Rolling Fog - Light vs RAL 180-1
Rolling Fog - Light (Little Greene) and RAL 180-1 (RAL Effect) come from different manufacturers. Rolling Fog - Light reads as beige-greige, while RAL 180-1 reads as blue — two distinct hue families, not close cousins. The 23-point LRV gap — 72 for Rolling Fog - Light vs 49 for RAL 180-1 — means Rolling Fog - Light will open up a space more effectively. A ΔE of 17.6 puts these firmly in different territory — two distinct design choices rather than close alternatives. Below you'll find 2 real-room photo comparisons where both colors appear side by side, plus 5 simulated room previews.

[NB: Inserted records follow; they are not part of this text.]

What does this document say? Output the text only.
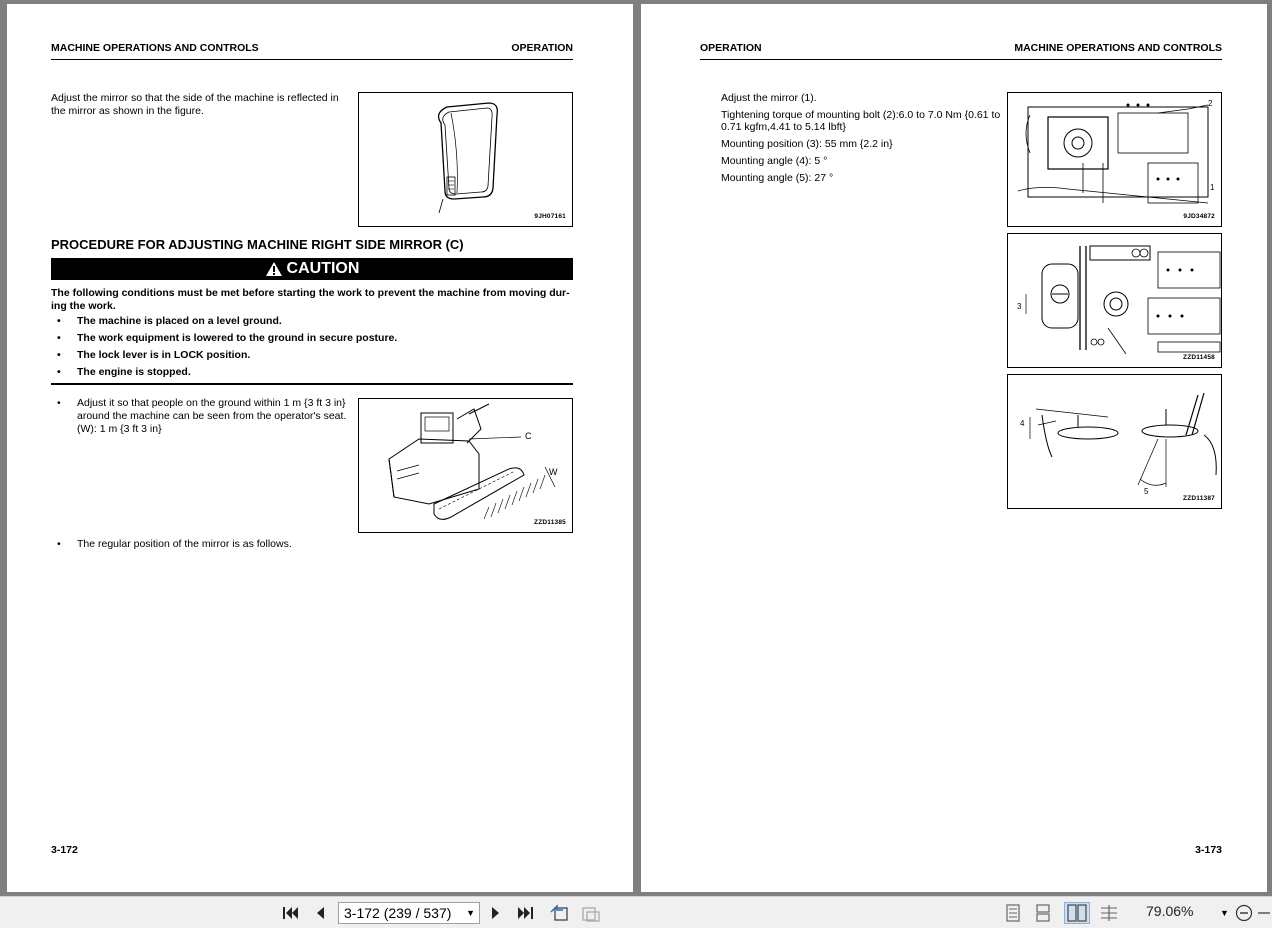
MACHINE OPERATIONS AND CONTROLS	OPERATION
Adjust the mirror so that the side of the machine is reflected in the mirror as shown in the figure.
9JH07161
PROCEDURE FOR ADJUSTING MACHINE RIGHT SIDE MIRROR (C)
CAUTION
The following conditions must be met before starting the work to prevent the machine from moving dur-ing the work.
• The machine is placed on a level ground.
• The work equipment is lowered to the ground in secure posture.
• The lock lever is in LOCK position.
• The engine is stopped.
• Adjust it so that people on the ground within 1 m {3 ft 3 in} around the machine can be seen from the operator's seat. (W): 1 m {3 ft 3 in}
C
W
ZZD11385
• The regular position of the mirror is as follows.
3-172
OPERATION	MACHINE OPERATIONS AND CONTROLS
Adjust the mirror (1).
Tightening torque of mounting bolt (2):6.0 to 7.0 Nm {0.61 to 0.71 kgfm,4.41 to 5.14 lbft}
Mounting position (3): 55 mm {2.2 in}
Mounting angle (4): 5 °
Mounting angle (5): 27 °
2
1
9JD34872
3
ZZD11458
4
5
ZZD11387
3-173
3-172 (239 / 537) ▼	79.06%	▼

Rolling Fog - Light vs RAL 180-1 in Real Spaces
2 real rooms side by side. Seeing Rolling Fog - Light and RAL 180-1 in actual rooms makes the difference concrete; browse the spaces below to get a feel for how each color lives on a wall.
Living Room
A living room wall sees more varied light than almost any other surface in the house, which makes the choice between these two more nuanced than a chip suggests. Rolling Fog - Light reflects noticeably more light off the walls, making the space read more open than RAL 180-1.
Kitchen
Kitchens often have the harshest, most revealing light in the house — under-cabinet LEDs and overhead fixtures that strip away subtlety. Rolling Fog - Light returns significantly more light to the room — in a smaller or darker space, that difference in perceived brightness is hard to miss.
Color Details
Rolling Fog - Light vs RAL 180-1 Simulated Comparison
5 simulated room previews — drag the slider on each to see Rolling Fog - Light on one side and RAL 180-1 on the other.

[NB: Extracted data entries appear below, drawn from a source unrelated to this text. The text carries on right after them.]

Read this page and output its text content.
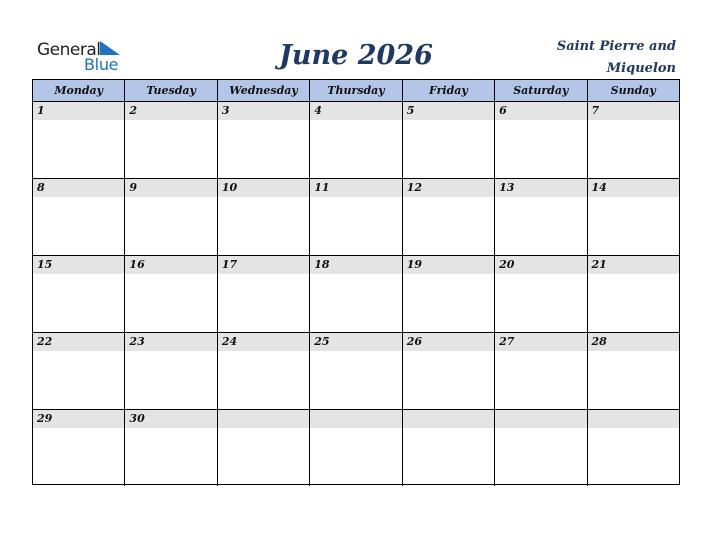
General
Blue	June 2026	Saint Pierre and
Miquelon
Monday	Tuesday	Wednesday	Thursday	Friday	Saturday	Sunday
1	2	3	4	5	6	7
8	9	10	11	12	13	14
15	16	17	18	19	20	21
22	23	24	25	26	27	28
29	30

Digital color is approximate. These simulations are generated from the manufacturer's hex values and overlaid on grayscale room photos — your screen's calibration, brightness, and viewing angle all affect how they render. Before committing to either color, test physical samples in your own space under the light you actually live with.
More Rolling Fog - Light comparisons
See how Rolling Fog - Light stacks up against other well-photographed colors across different brands and tones.